Parmi les autres, nous sommes tous des acteurs, tous en scène, tous en représentation. Ne pas vouloir jouer le jeu, c’est s’exclure. Raison pour laquelle la pratique du masque, du mensonge, du détour, est absolument générale dans la vie en société. Nos tenues, notre visage, nos gestes, nos mots, etc.  . entrent dans la composition de rôles que nous devons tenir si nous voulons être acceptés, tolérés.

 

A travers le langage, pratique-t-on le détour ?

 

L’Homme est un « animal social » et un animal qui apprend à parler, à maîtriser les codes du langage. En société, rares sont les conversations entre égaux, dans des situations informelles où l’on discute pour le plaisir de discuter. Le plus souvent, les dialogues mettent en présence des acteurs de statut différent, dans des conditions plus ou moins tenues, officielles. Pour éviter les conflits, il y a des règles de politesse, un arsenal de moyens linguistiques qui voilent les rapports de force, qui permettent d’atténuer l’expression directe, de dire sans dire.

La parole directe est une illusion à perdre, la transparence absolue une utopie.

 

La pratique du détour permet-t-elle de progresser ?

 

Tout compte fait, le détour est partout : dans le domaine des sciences qui progressent par le biais de nouvelles théories ; dans l’éducation où la socialisation de l’enfant passe par la canalisation, la déviation de désirs qui doivent être sublimés pour être acceptables ; dans la société des loisirs où les divertissements sont rois ; dans le mondes des lettres, des arts, de la culture, où l’expression emprunte des voies le plus souvent obliques.

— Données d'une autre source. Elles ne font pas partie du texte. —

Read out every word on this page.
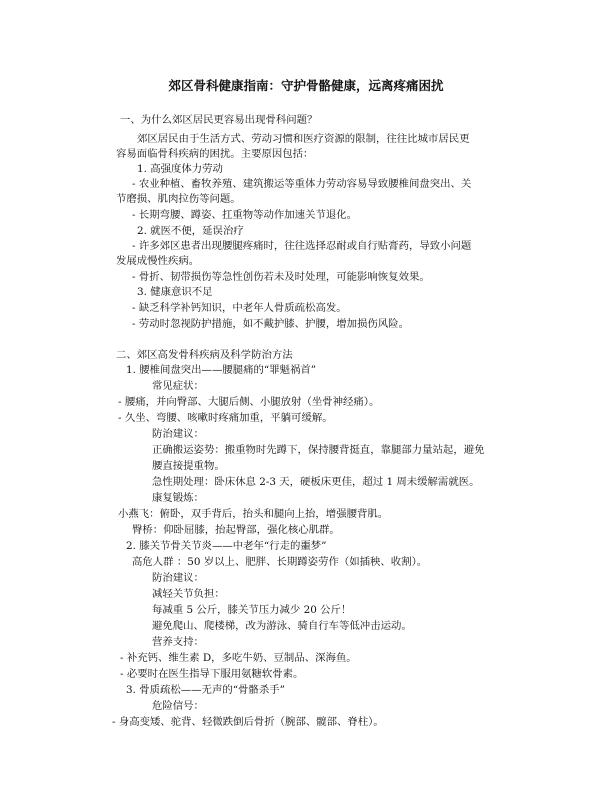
郊区骨科健康指南：守护骨骼健康，远离疼痛困扰
一、为什么郊区居民更容易出现骨科问题？
郊区居民由于生活方式、劳动习惯和医疗资源的限制，往往比城市居民更
容易面临骨科疾病的困扰。主要原因包括：
1. 高强度体力劳动
- 农业种植、畜牧养殖、建筑搬运等重体力劳动容易导致腰椎间盘突出、关
节磨损、肌肉拉伤等问题。
- 长期弯腰、蹲姿、扛重物等动作加速关节退化。
2. 就医不便，延误治疗
- 许多郊区患者出现腰腿疼痛时，往往选择忍耐或自行贴膏药，导致小问题
发展成慢性疾病。
- 骨折、韧带损伤等急性创伤若未及时处理，可能影响恢复效果。
3. 健康意识不足
- 缺乏科学补钙知识，中老年人骨质疏松高发。
- 劳动时忽视防护措施，如不戴护膝、护腰，增加损伤风险。
二、郊区高发骨科疾病及科学防治方法
1. 腰椎间盘突出——腰腿痛的“罪魁祸首”
常见症状：
- 腰痛，并向臀部、大腿后侧、小腿放射（坐骨神经痛）。
- 久坐、弯腰、咳嗽时疼痛加重，平躺可缓解。
防治建议：
正确搬运姿势：搬重物时先蹲下，保持腰背挺直，靠腿部力量站起，避免
腰直接提重物。
急性期处理：卧床休息 2-3 天，硬板床更佳，超过 1 周未缓解需就医。
康复锻炼：
小燕飞：俯卧，双手背后，抬头和腿向上抬，增强腰背肌。
臀桥：仰卧屈膝，抬起臀部，强化核心肌群。
2. 膝关节骨关节炎——中老年“行走的噩梦”
高危人群 ：50 岁以上、肥胖、长期蹲姿劳作（如插秧、收割）。
防治建议：
减轻关节负担：
每减重 5 公斤，膝关节压力减少 20 公斤！
避免爬山、爬楼梯，改为游泳、骑自行车等低冲击运动。
营养支持：
- 补充钙、维生素 D，多吃牛奶、豆制品、深海鱼。
- 必要时在医生指导下服用氨糖软骨素。
3. 骨质疏松——无声的“骨骼杀手”
危险信号：
- 身高变矮、驼背、轻微跌倒后骨折（腕部、髋部、脊柱）。
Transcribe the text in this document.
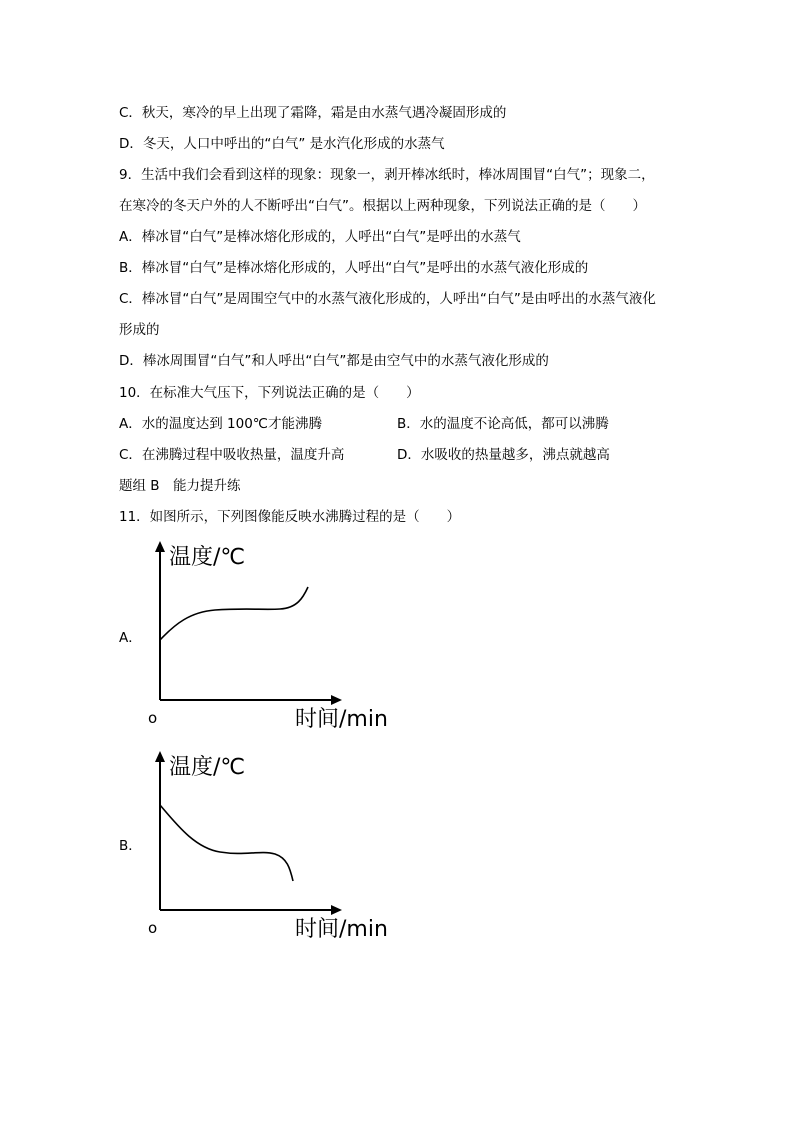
C．秋天，寒冷的早上出现了霜降，霜是由水蒸气遇冷凝固形成的
D．冬天，人口中呼出的“白气” 是水汽化形成的水蒸气
9．生活中我们会看到这样的现象：现象一，剥开棒冰纸时，棒冰周围冒“白气”；现象二，
在寒冷的冬天户外的人不断呼出“白气”。根据以上两种现象，下列说法正确的是（　　）
A．棒冰冒“白气”是棒冰熔化形成的，人呼出“白气”是呼出的水蒸气
B．棒冰冒“白气”是棒冰熔化形成的，人呼出“白气”是呼出的水蒸气液化形成的
C．棒冰冒“白气”是周围空气中的水蒸气液化形成的，人呼出“白气”是由呼出的水蒸气液化
形成的
D．棒冰周围冒“白气”和人呼出“白气”都是由空气中的水蒸气液化形成的
10．在标准大气压下，下列说法正确的是（　　）
A．水的温度达到 100℃才能沸腾	B．水的温度不论高低，都可以沸腾
C．在沸腾过程中吸收热量，温度升高	D．水吸收的热量越多，沸点就越高
题组 B　能力提升练
11．如图所示，下列图像能反映水沸腾过程的是（　　）
A．
温度/℃
时间/min
o
B．
温度/℃
时间/min
o
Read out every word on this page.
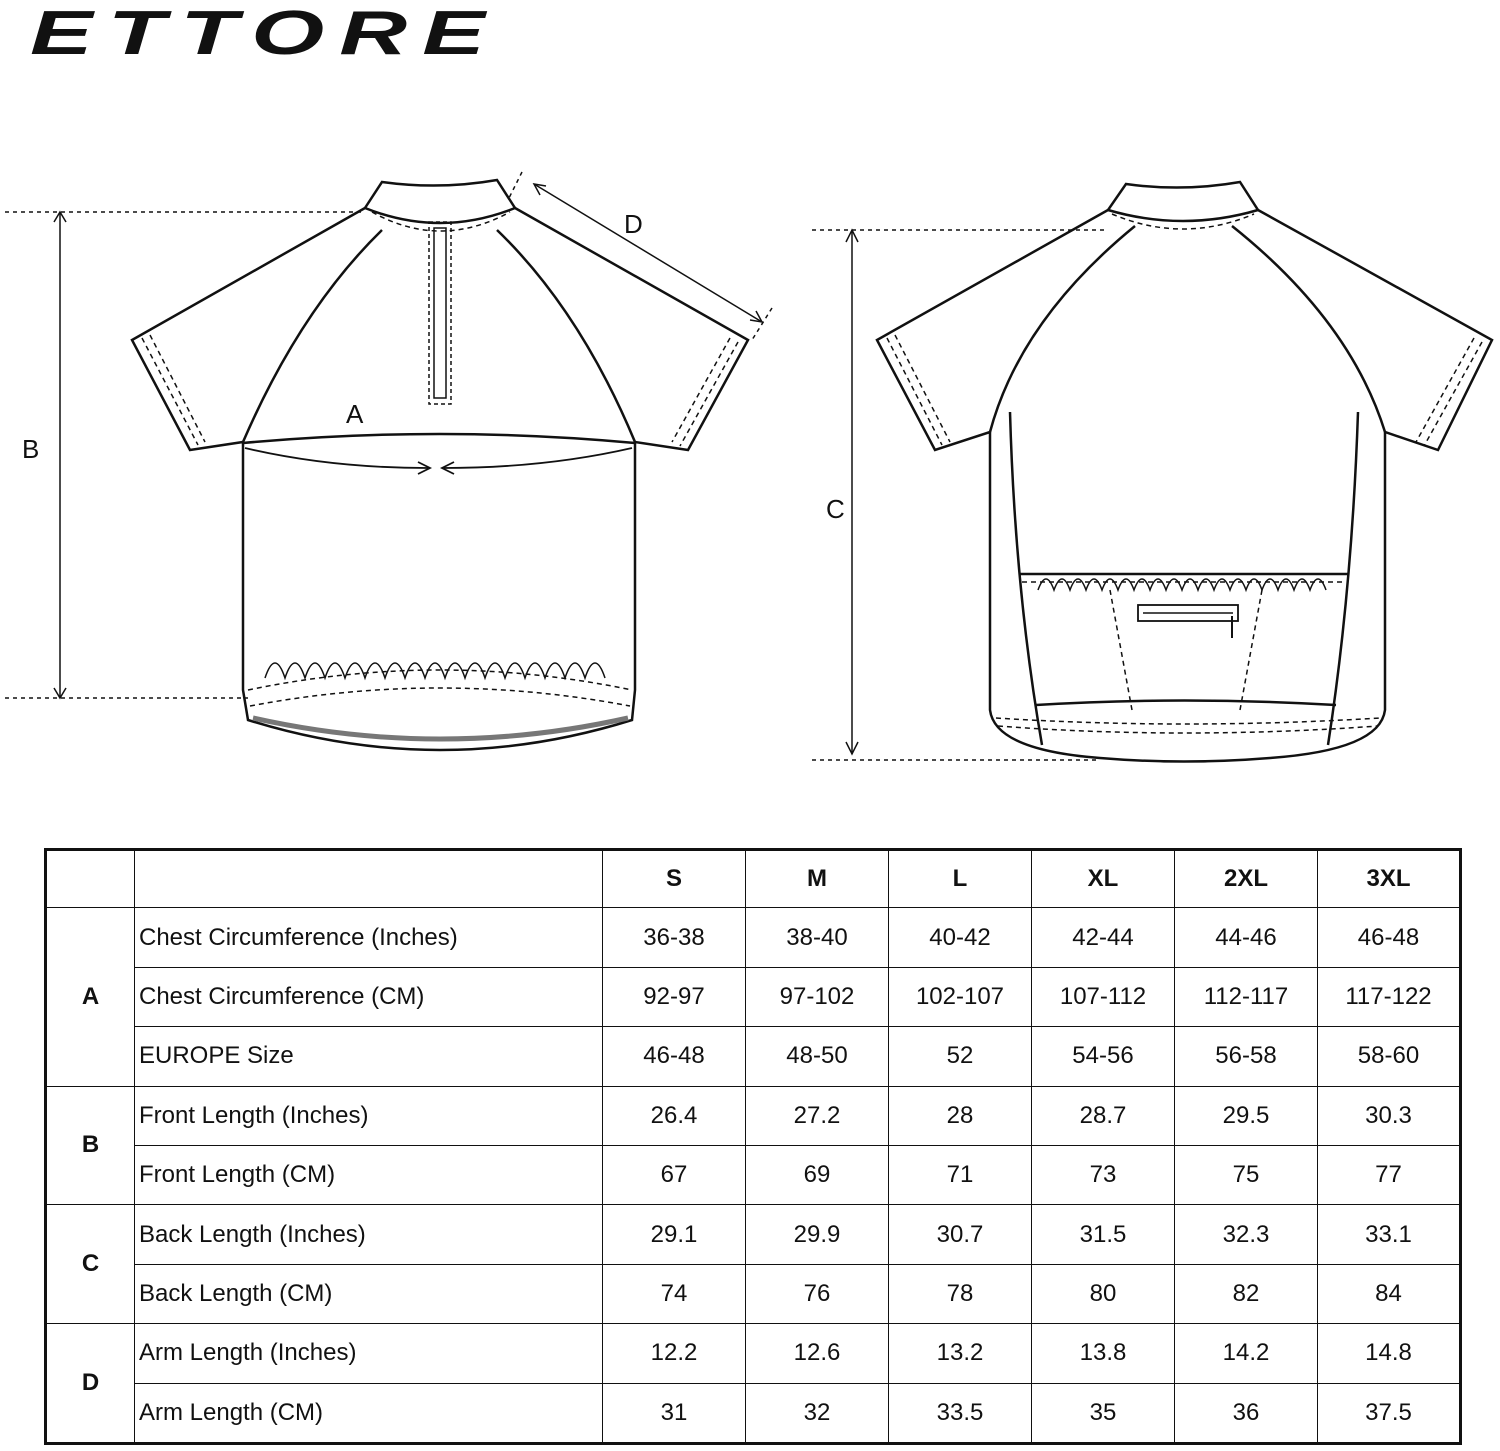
ETTORE
A
B
C
D
		S	M	L	XL	2XL	3XL
A	Chest Circumference (Inches)	36-38	38-40	40-42	42-44	44-46	46-48
	Chest Circumference (CM)	92-97	97-102	102-107	107-112	112-117	117-122
	EUROPE Size	46-48	48-50	52	54-56	56-58	58-60
B	Front Length (Inches)	26.4	27.2	28	28.7	29.5	30.3
	Front Length (CM)	67	69	71	73	75	77
C	Back Length (Inches)	29.1	29.9	30.7	31.5	32.3	33.1
	Back Length (CM)	74	76	78	80	82	84
D	Arm Length (Inches)	12.2	12.6	13.2	13.8	14.2	14.8
	Arm Length (CM)	31	32	33.5	35	36	37.5
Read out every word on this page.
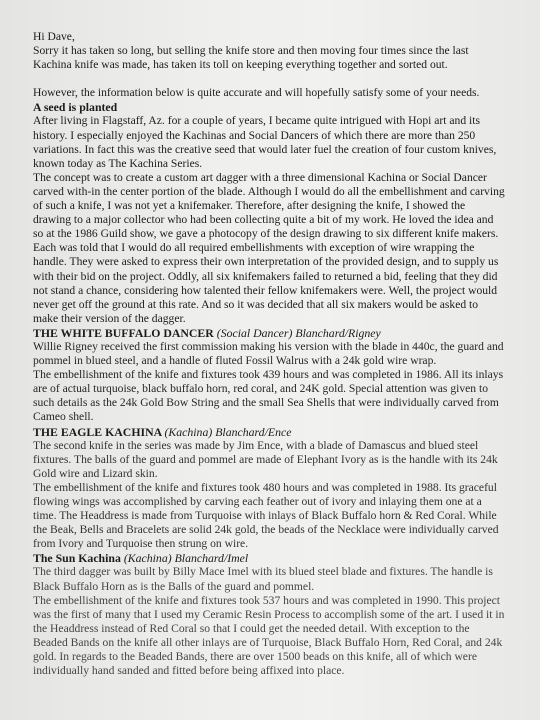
Hi Dave,

Sorry it has taken so long, but selling the knife store and then moving four times since the last Kachina knife was made, has taken its toll on keeping everything together and sorted out.

However, the information below is quite accurate and will hopefully satisfy some of your needs.

A seed is planted

After living in Flagstaff, Az. for a couple of years, I became quite intrigued with Hopi art and its history. I especially enjoyed the Kachinas and Social Dancers of which there are more than 250 variations. In fact this was the creative seed that would later fuel the creation of four custom knives, known today as The Kachina Series.

The concept was to create a custom art dagger with a three dimensional Kachina or Social Dancer carved with-in the center portion of the blade. Although I would do all the embellishment and carving of such a knife, I was not yet a knifemaker. Therefore, after designing the knife, I showed the drawing to a major collector who had been collecting quite a bit of my work. He loved the idea and so at the 1986 Guild show, we gave a photocopy of the design drawing to six different knife makers. Each was told that I would do all required embellishments with exception of wire wrapping the handle. They were asked to express their own interpretation of the provided design, and to supply us with their bid on the project. Oddly, all six knifemakers failed to returned a bid, feeling that they did not stand a chance, considering how talented their fellow knifemakers were. Well, the project would never get off the ground at this rate. And so it was decided that all six makers would be asked to make their version of the dagger.

THE WHITE BUFFALO DANCER (Social Dancer) Blanchard/Rigney

Willie Rigney received the first commission making his version with the blade in 440c, the guard and pommel in blued steel, and a handle of fluted Fossil Walrus with a 24k gold wire wrap.

The embellishment of the knife and fixtures took 439 hours and was completed in 1986. All its inlays are of actual turquoise, black buffalo horn, red coral, and 24K gold. Special attention was given to such details as the 24k Gold Bow String and the small Sea Shells that were individually carved from Cameo shell.

THE EAGLE KACHINA (Kachina) Blanchard/Ence

The second knife in the series was made by Jim Ence, with a blade of Damascus and blued steel fixtures. The balls of the guard and pommel are made of Elephant Ivory as is the handle with its 24k Gold wire and Lizard skin.

The embellishment of the knife and fixtures took 480 hours and was completed in 1988. Its graceful flowing wings was accomplished by carving each feather out of ivory and inlaying them one at a time. The Headdress is made from Turquoise with inlays of Black Buffalo horn & Red Coral. While the Beak, Bells and Bracelets are solid 24k gold, the beads of the Necklace were individually carved from Ivory and Turquoise then strung on wire.

The Sun Kachina (Kachina) Blanchard/Imel

The third dagger was built by Billy Mace Imel with its blued steel blade and fixtures. The handle is Black Buffalo Horn as is the Balls of the guard and pommel.

The embellishment of the knife and fixtures took 537 hours and was completed in 1990. This project was the first of many that I used my Ceramic Resin Process to accomplish some of the art. I used it in the Headdress instead of Red Coral so that I could get the needed detail. With exception to the Beaded Bands on the knife all other inlays are of Turquoise, Black Buffalo Horn, Red Coral, and 24k gold. In regards to the Beaded Bands, there are over 1500 beads on this knife, all of which were individually hand sanded and fitted before being affixed into place.
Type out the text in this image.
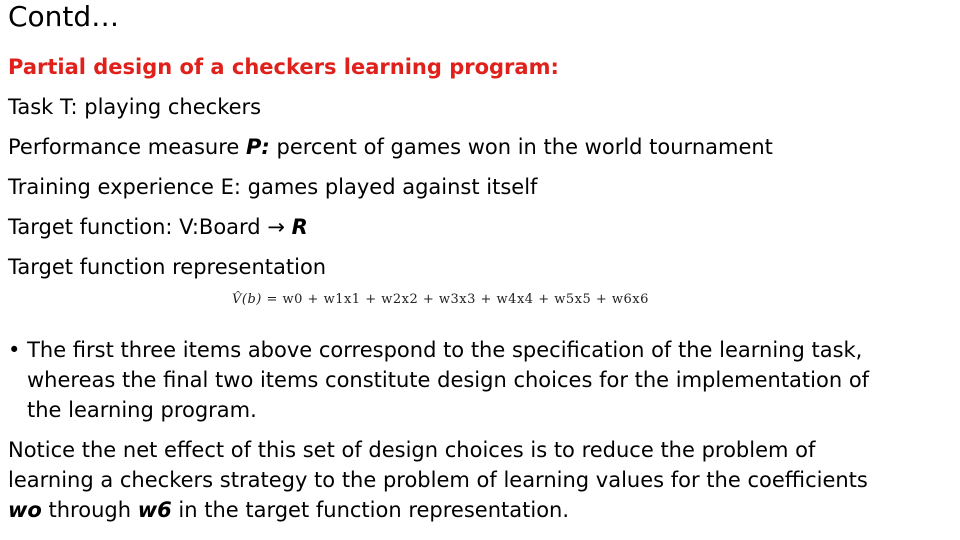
Contd…
Partial design of a checkers learning program:
Task T: playing checkers
Performance measure P: percent of games won in the world tournament
Training experience E: games played against itself
Target function: V:Board → R
Target function representation
V̂(b) = w0 + w1x1 + w2x2 + w3x3 + w4x4 + w5x5 + w6x6
• The first three items above correspond to the specification of the learning task,
whereas the final two items constitute design choices for the implementation of
the learning program.
Notice the net effect of this set of design choices is to reduce the problem of
learning a checkers strategy to the problem of learning values for the coefficients
wo through w6 in the target function representation.
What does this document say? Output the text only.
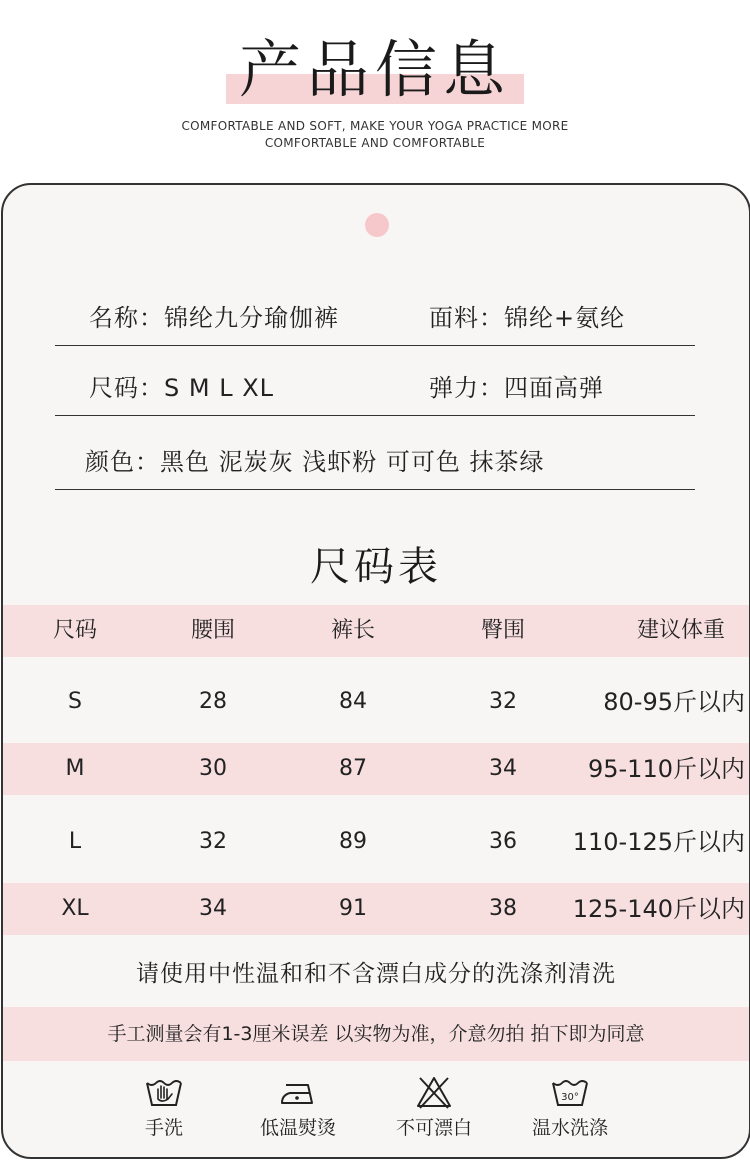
产品信息
COMFORTABLE AND SOFT, MAKE YOUR YOGA PRACTICE MORE
COMFORTABLE AND COMFORTABLE
名称：锦纶九分瑜伽裤	面料：锦纶+氨纶
尺码：S M L XL	弹力：四面高弹
颜色：黑色 泥炭灰 浅虾粉 可可色 抹茶绿
尺码表
尺码	腰围	裤长	臀围	建议体重
S	28	84	32	80-95斤以内
M	30	87	34	95-110斤以内
L	32	89	36	110-125斤以内
XL	34	91	38	125-140斤以内
请使用中性温和和不含漂白成分的洗涤剂清洗
手工测量会有1-3厘米误差 以实物为准，介意勿拍 拍下即为同意
手洗	低温熨烫	不可漂白
30°
温水洗涤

Mais le détour, qui implique la prise en compte du temps, se retrouve aussi dans les choix personnels de la vie : à l’heure où la course à la consommation met en danger la planète, la pratique du détour relève d’une véritable morale de survie, témoigne d’une prise de conscience des dangers du progrès.

 

 

Bibliographie :

Françoise Gadet, Saussure, une science de la langue, éd. PUF, 1987 (une initiation)

Marc Baratin et Claude Moussy, Conceptions latines du sens et de la signification, Centre Alfred Ernout, 1999.